Le processus de la douleur qu’elle soit physique ou qu’elle provienne de la psyché n’est-il pas le même que celui qui mène aux chemins de la quête spirituelle ? Et si les chemins de cette quête spirituelle ne sont visibles que pour le moi intérieur de chacun d’entre nous, le pèlerin n’est-il pas celui qui est toujours et en perpétuelle quête de sens ?

Aussi, si de l’extérieur, cette quête prend le sens de la douleur, son sens dépasse le devenir de celui qui la vit mais la richesse de ce « matériel » ne fait sens vraiment que pour lui et il ne peut partager avec les autres et avec ceux avec qui il est en lien que les traces de sa trajectoire. Ceci est valable pour chacun d’entre nous car chacun d’entre nous est dans son propre scaphandre comme dans le livre « Le scaphandre et le Papillon » de Jean-Dominique Bauby.
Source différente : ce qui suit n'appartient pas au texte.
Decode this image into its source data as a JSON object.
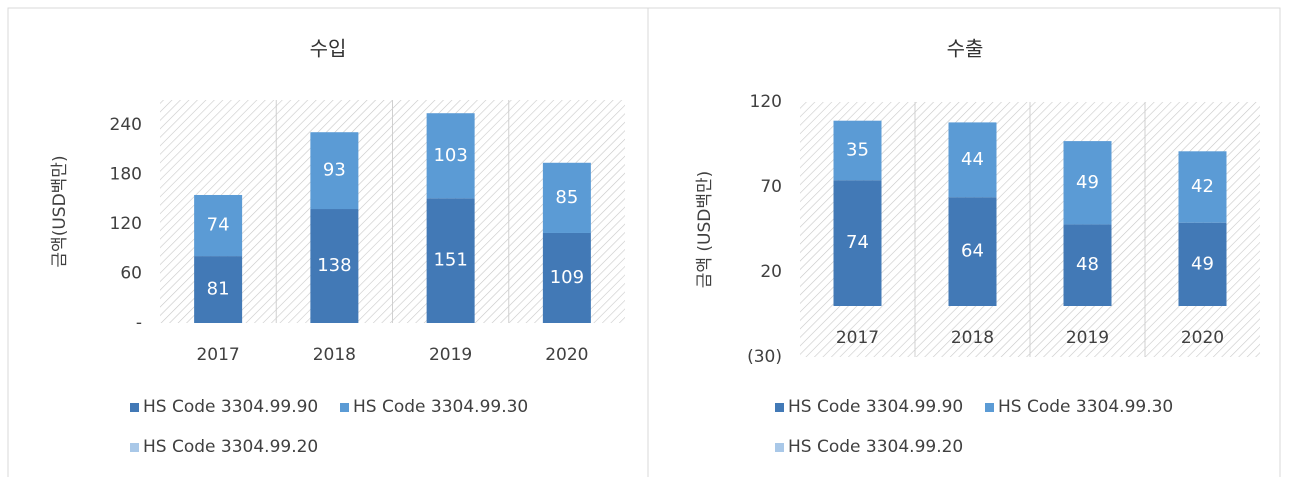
{
  "chart_data": [
    {
      "type": "stacked_bar",
      "title": "수입",
      "y_label": "금액(USD백만)",
      "categories": [
        "2017",
        "2018",
        "2019",
        "2020"
      ],
      "series": [
        {
          "name": "HS Code 3304.99.90",
          "color": "#4279b6",
          "values": [
            81,
            138,
            151,
            109
          ]
        },
        {
          "name": "HS Code 3304.99.30",
          "color": "#5b9bd5",
          "values": [
            74,
            93,
            103,
            85
          ]
        },
        {
          "name": "HS Code 3304.99.20",
          "color": "#a9c8e8",
          "values": [
            0,
            0,
            0,
            0
          ]
        }
      ],
      "ylim": [
        0,
        270
      ],
      "yticks": [
        {
          "value": 0,
          "label": "-"
        },
        60,
        120,
        180,
        240
      ],
      "grid": true,
      "hatch": true
    },
    {
      "type": "stacked_bar",
      "title": "수출",
      "y_label": "금액 (USD백만)",
      "categories": [
        "2017",
        "2018",
        "2019",
        "2020"
      ],
      "series": [
        {
          "name": "HS Code 3304.99.90",
          "color": "#4279b6",
          "values": [
            74,
            64,
            48,
            49
          ]
        },
        {
          "name": "HS Code 3304.99.30",
          "color": "#5b9bd5",
          "values": [
            35,
            44,
            49,
            42
          ]
        },
        {
          "name": "HS Code 3304.99.20",
          "color": "#a9c8e8",
          "values": [
            0,
            0,
            0,
            0
          ]
        }
      ],
      "ylim": [
        -30,
        120
      ],
      "yticks": [
        {
          "value": -30,
          "label": "(30)"
        },
        20,
        70,
        120
      ],
      "grid": true,
      "hatch": true
    }
  ]
}
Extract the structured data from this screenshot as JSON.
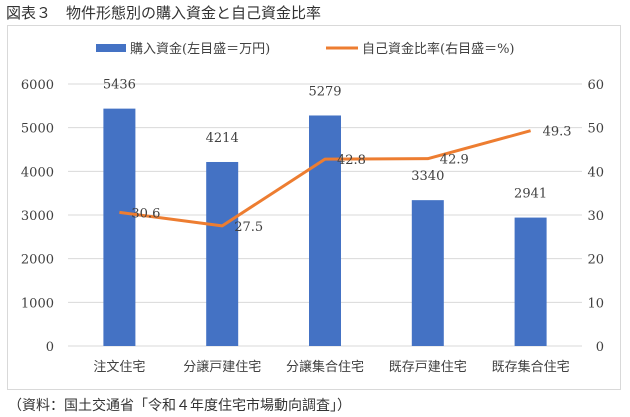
{
  "title": "図表３　物件形態別の購入資金と自己資金比率",
  "source": "（資料：国土交通省「令和４年度住宅市場動向調査」）",
  "colors": {
    "bar": "#4472c4",
    "line": "#ed7d31",
    "grid": "#d9d9d9",
    "text": "#404040"
  },
  "legend": {
    "bar_label": "購入資金(左目盛＝万円)",
    "line_label": "自己資金比率(右目盛＝%)"
  },
  "chart_data": {
    "type": "bar+line",
    "title": "物件形態別の購入資金と自己資金比率",
    "categories": [
      "注文住宅",
      "分譲戸建住宅",
      "分譲集合住宅",
      "既存戸建住宅",
      "既存集合住宅"
    ],
    "series": [
      {
        "name": "購入資金(左目盛＝万円)",
        "type": "bar",
        "axis": "left",
        "values": [
          5436,
          4214,
          5279,
          3340,
          2941
        ]
      },
      {
        "name": "自己資金比率(右目盛＝%)",
        "type": "line",
        "axis": "right",
        "values": [
          30.6,
          27.5,
          42.8,
          42.9,
          49.3
        ]
      }
    ],
    "y_left": {
      "min": 0,
      "max": 6000,
      "ticks": [
        0,
        1000,
        2000,
        3000,
        4000,
        5000,
        6000
      ]
    },
    "y_right": {
      "min": 0,
      "max": 60,
      "ticks": [
        0,
        10,
        20,
        30,
        40,
        50,
        60
      ]
    },
    "grid": true,
    "legend_position": "top"
  }
}
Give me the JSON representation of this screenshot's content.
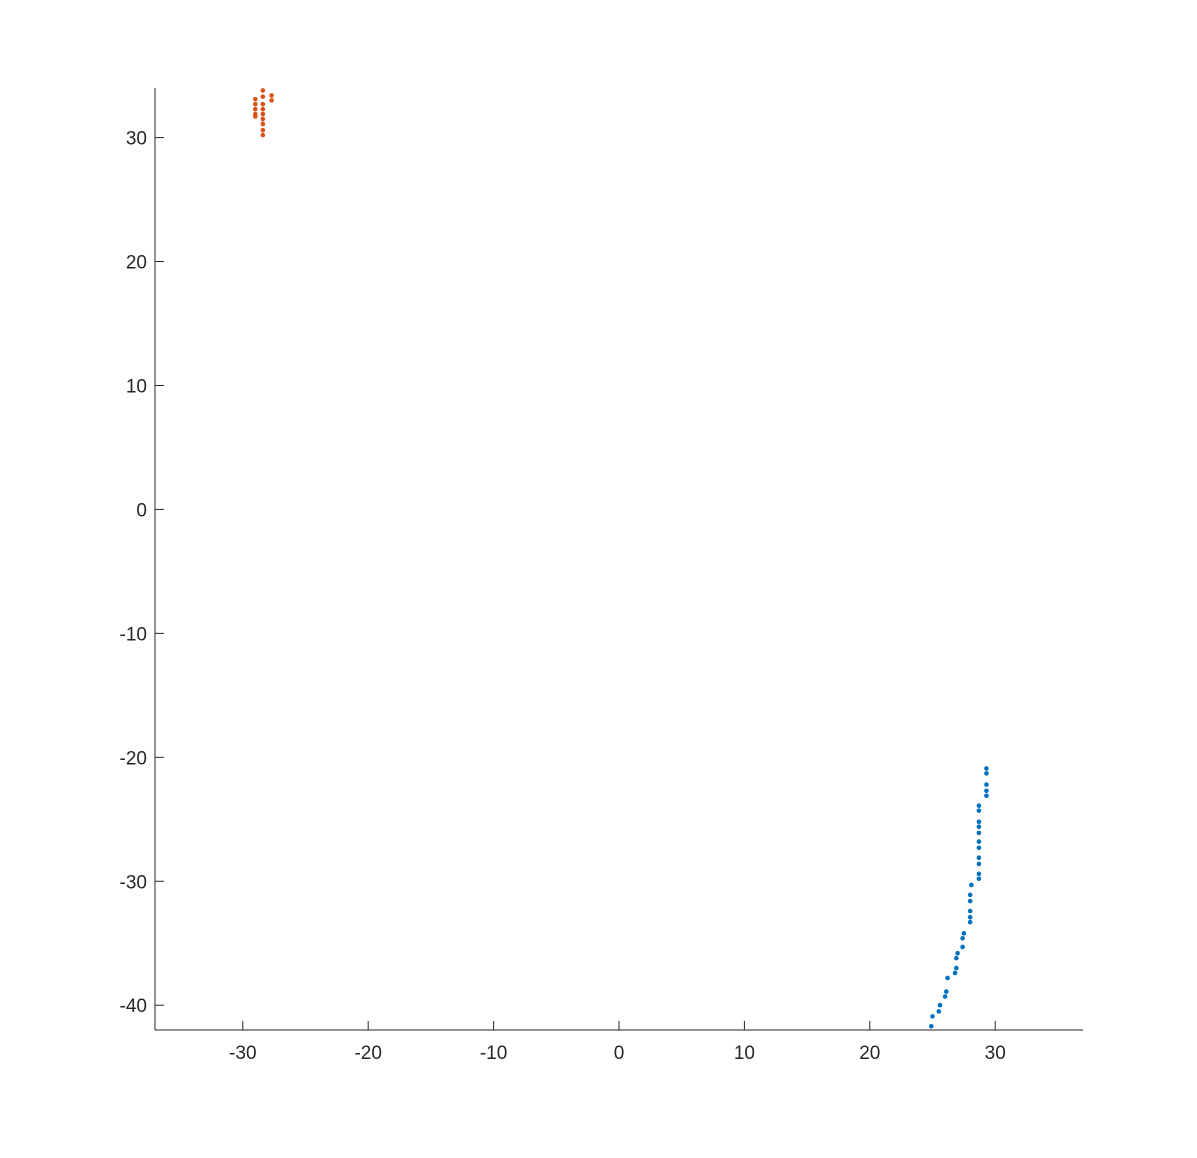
{
  "chart_data": {
    "type": "scatter",
    "title": "",
    "xlabel": "",
    "ylabel": "",
    "xlim": [
      -37,
      37
    ],
    "ylim": [
      -42,
      34
    ],
    "grid": false,
    "legend": "none",
    "xticks": [
      -30,
      -20,
      -10,
      0,
      10,
      20,
      30
    ],
    "xtick_labels": [
      "-30",
      "-20",
      "-10",
      "0",
      "10",
      "20",
      "30"
    ],
    "yticks": [
      -40,
      -30,
      -20,
      -10,
      0,
      10,
      20,
      30
    ],
    "ytick_labels": [
      "-40",
      "-30",
      "-20",
      "-10",
      "0",
      "10",
      "20",
      "30"
    ],
    "series": [
      {
        "color": "#0072BD",
        "points": [
          [
            24.9,
            -41.7
          ],
          [
            25.0,
            -40.9
          ],
          [
            25.5,
            -40.5
          ],
          [
            25.6,
            -40.0
          ],
          [
            26.0,
            -39.3
          ],
          [
            26.1,
            -38.9
          ],
          [
            26.2,
            -37.8
          ],
          [
            26.8,
            -37.4
          ],
          [
            26.9,
            -37.0
          ],
          [
            26.9,
            -36.2
          ],
          [
            27.0,
            -35.8
          ],
          [
            27.4,
            -35.3
          ],
          [
            27.4,
            -34.6
          ],
          [
            27.5,
            -34.2
          ],
          [
            28.0,
            -33.3
          ],
          [
            28.0,
            -32.9
          ],
          [
            28.0,
            -32.4
          ],
          [
            28.0,
            -31.6
          ],
          [
            28.0,
            -31.1
          ],
          [
            28.1,
            -30.3
          ],
          [
            28.7,
            -29.8
          ],
          [
            28.7,
            -29.4
          ],
          [
            28.7,
            -28.6
          ],
          [
            28.7,
            -28.1
          ],
          [
            28.7,
            -27.3
          ],
          [
            28.7,
            -26.8
          ],
          [
            28.7,
            -26.1
          ],
          [
            28.7,
            -25.6
          ],
          [
            28.7,
            -25.2
          ],
          [
            28.7,
            -24.3
          ],
          [
            28.7,
            -23.9
          ],
          [
            29.3,
            -23.1
          ],
          [
            29.3,
            -22.7
          ],
          [
            29.3,
            -22.2
          ],
          [
            29.3,
            -21.3
          ],
          [
            29.3,
            -20.9
          ]
        ]
      },
      {
        "color": "#D95319",
        "points": [
          [
            -29.0,
            33.1
          ],
          [
            -29.0,
            32.7
          ],
          [
            -29.0,
            32.3
          ],
          [
            -29.0,
            31.9
          ],
          [
            -29.0,
            31.7
          ],
          [
            -28.4,
            33.8
          ],
          [
            -28.4,
            33.3
          ],
          [
            -28.4,
            32.7
          ],
          [
            -28.4,
            32.3
          ],
          [
            -28.4,
            31.9
          ],
          [
            -28.4,
            31.5
          ],
          [
            -28.4,
            31.1
          ],
          [
            -28.4,
            30.6
          ],
          [
            -28.4,
            30.2
          ],
          [
            -27.7,
            33.4
          ],
          [
            -27.7,
            33.0
          ]
        ]
      }
    ]
  }
}
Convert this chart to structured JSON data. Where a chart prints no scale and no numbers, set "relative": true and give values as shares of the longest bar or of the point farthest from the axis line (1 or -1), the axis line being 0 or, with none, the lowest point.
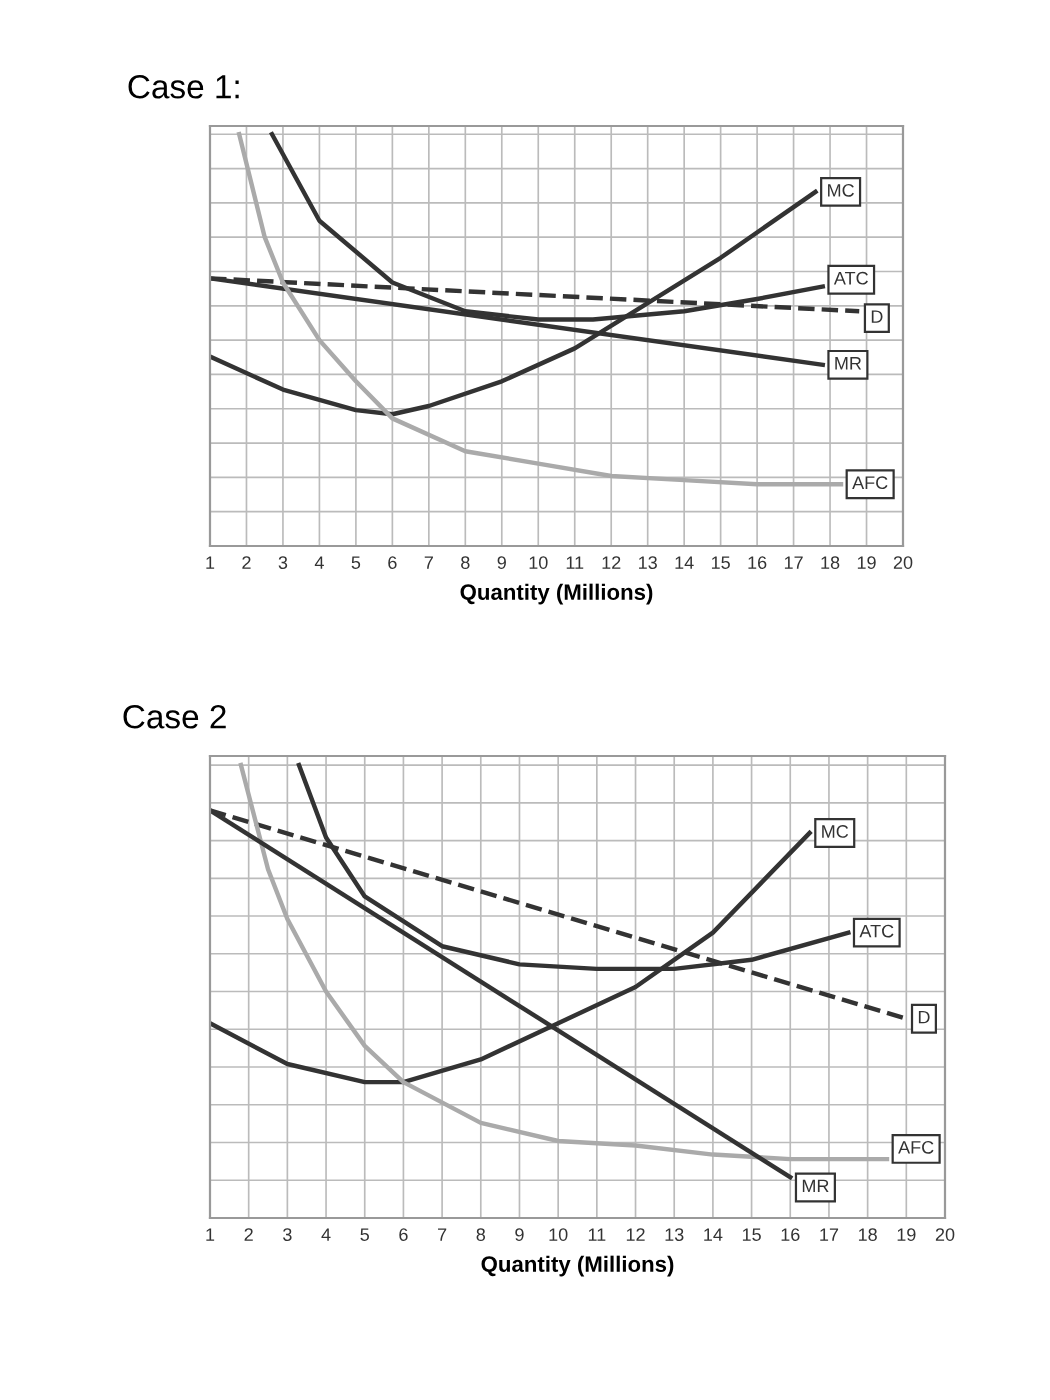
{
  "chart_data": [
    {
      "type": "line",
      "title": "Case 1:",
      "xlabel": "Quantity (Millions)",
      "relative": true,
      "grid": true,
      "legend": false,
      "marker": "none",
      "xlim": [
        1,
        20
      ],
      "xticks": [
        1,
        2,
        3,
        4,
        5,
        6,
        7,
        8,
        9,
        10,
        11,
        12,
        13,
        14,
        15,
        16,
        17,
        18,
        19,
        20
      ],
      "series": [
        {
          "name": "MC",
          "color": "#333333",
          "line_style": "solid",
          "x": [
            1,
            3,
            5,
            6,
            7,
            9,
            11,
            13,
            15,
            17.6
          ],
          "values": [
            0.46,
            0.38,
            0.33,
            0.32,
            0.34,
            0.4,
            0.48,
            0.59,
            0.7,
            0.86
          ]
        },
        {
          "name": "ATC",
          "color": "#333333",
          "line_style": "solid",
          "x": [
            2.7,
            4,
            6,
            8,
            10,
            11.5,
            14,
            16,
            17.8
          ],
          "values": [
            1.0,
            0.79,
            0.64,
            0.57,
            0.55,
            0.55,
            0.57,
            0.6,
            0.63
          ]
        },
        {
          "name": "D",
          "color": "#333333",
          "line_style": "dashed",
          "x": [
            1,
            18.8
          ],
          "values": [
            0.65,
            0.57
          ]
        },
        {
          "name": "MR",
          "color": "#333333",
          "line_style": "solid",
          "x": [
            1,
            17.8
          ],
          "values": [
            0.65,
            0.44
          ]
        },
        {
          "name": "AFC",
          "color": "#aaaaaa",
          "line_style": "solid",
          "x": [
            1.8,
            2.5,
            3,
            4,
            5,
            6,
            8,
            10,
            12,
            14,
            16,
            18.3
          ],
          "values": [
            1.0,
            0.75,
            0.64,
            0.5,
            0.4,
            0.31,
            0.23,
            0.2,
            0.17,
            0.16,
            0.15,
            0.15
          ]
        }
      ]
    },
    {
      "type": "line",
      "title": "Case 2",
      "xlabel": "Quantity (Millions)",
      "relative": true,
      "grid": true,
      "legend": false,
      "marker": "none",
      "xlim": [
        1,
        20
      ],
      "xticks": [
        1,
        2,
        3,
        4,
        5,
        6,
        7,
        8,
        9,
        10,
        11,
        12,
        13,
        14,
        15,
        16,
        17,
        18,
        19,
        20
      ],
      "series": [
        {
          "name": "MC",
          "color": "#333333",
          "line_style": "solid",
          "x": [
            1,
            3,
            5,
            6,
            8,
            10,
            12,
            14,
            16.5
          ],
          "values": [
            0.43,
            0.34,
            0.3,
            0.3,
            0.35,
            0.43,
            0.51,
            0.63,
            0.85
          ]
        },
        {
          "name": "ATC",
          "color": "#333333",
          "line_style": "solid",
          "x": [
            3.3,
            4,
            5,
            7,
            9,
            11,
            13,
            15,
            17.5
          ],
          "values": [
            1.0,
            0.84,
            0.71,
            0.6,
            0.56,
            0.55,
            0.55,
            0.57,
            0.63
          ]
        },
        {
          "name": "D",
          "color": "#333333",
          "line_style": "dashed",
          "x": [
            1,
            19
          ],
          "values": [
            0.9,
            0.44
          ]
        },
        {
          "name": "AFC",
          "color": "#aaaaaa",
          "line_style": "solid",
          "x": [
            1.8,
            2.5,
            3,
            4,
            5,
            6,
            8,
            10,
            12,
            14,
            16,
            18.5
          ],
          "values": [
            1.0,
            0.77,
            0.66,
            0.5,
            0.38,
            0.3,
            0.21,
            0.17,
            0.16,
            0.14,
            0.13,
            0.13
          ]
        },
        {
          "name": "MR",
          "color": "#333333",
          "line_style": "solid",
          "x": [
            1,
            16
          ],
          "values": [
            0.9,
            0.09
          ]
        }
      ]
    }
  ]
}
En 2001, lorsque je suis venu à Salvador pour entreprendre mon mémoire de maîtrise, les circonstances de mon travail de recherche ont mis sur ma route la Fondation Pierre Verger en tant qu’outil de travail pour m’aider à élaborer mon mémoire.

En fait, cette Fondation m’a été recommandée par une Française, Gisèle Cossard (Mãe OMINDAREWÁ), l’une des plus grandes anthropologues encore vivante ayant écrit sur le Candomblé et qui s’est révélée lors de la fameuse période d’émancipation de la communauté noire des années 70, période de redécouverte des origines africaines et de ses dynasties de culte afro brésilien.

Si je voulais étudier dans ce lieu, il fallait, aussi et avant tout, que je comprenne les engagements de son fondateur Pierre Verger avec le monde afro-brésilien et aussi que je puisse utiliser les propres matériaux de sa recherche.